I fried the crocodile briefly to brown it a little and then added it with the other toppings, bar the rocket and balsamic, to the pizzas I popped them in the oven and invited some fellow Glasto failures around to drown our sorrows in wine and exotic pizza. These special guests have previously appeared in these pages and go by the pseudonyms of Reverend Green and Captain Brown (in the Lounge) and had tasted my crocodile skewers before, so I was interested to see their opinion on this latest tetrapod tastiness.
As the pizza baked, discussion turned to our other options for next summer, which can be summarised as follows:
– Wait for returned tickets to go on sale in the spring and get some then
– Get a job working for Oxfam at the festival
– Move to the village of Pilton and get the tickets offered to locals
– Form a band that makes it big between now and the summer, ensuring that they get booked to play
– Start dating Alexa Chung/Kate Moss/Cara Delevingne/whatever celebrity is sure to manage to get tickets without having to go through the normal process
Given that none of these, including the first one, seem all that likely, it might have to be a case of watching from home and going to a different festival. At least we can hope for one with pizza.
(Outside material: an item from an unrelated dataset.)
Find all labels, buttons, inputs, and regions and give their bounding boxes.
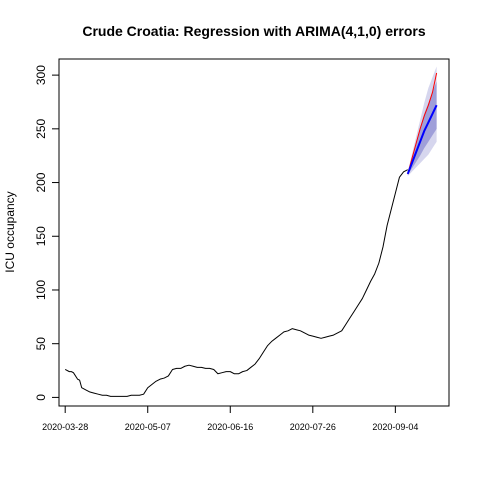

It’s going to be a little while before I can get completely over the crushing disappointment of ticket purchase failure, but you can’t really stay totally mad when there’s good pizza on offer. And this was good pizza. I have to admit that I was a little concerned that all the disparate elements might not come together into something that worked as a whole, but it was a thoroughly pleasant experience. Reverend Green and Captain Brown appeared suitably impressed, and presumably now think we mostly dine on monstrous reptiles round here. All in all a successful evening, even if the morning was a little less so.
Professor Plum in the Dining Room: It wasn’t quite as nice as barbequed crocodile (and it definitely wasn’t as nice as getting Glasto tickets would have been) but it was still tasty, and there’s nothing quite as comfort-foody as homemade pizza. Also, halfway through making it Colonel Mustard turned to me and said “We do eat some weird stuff, don’t we?” which is the first time he’s acknowledged that.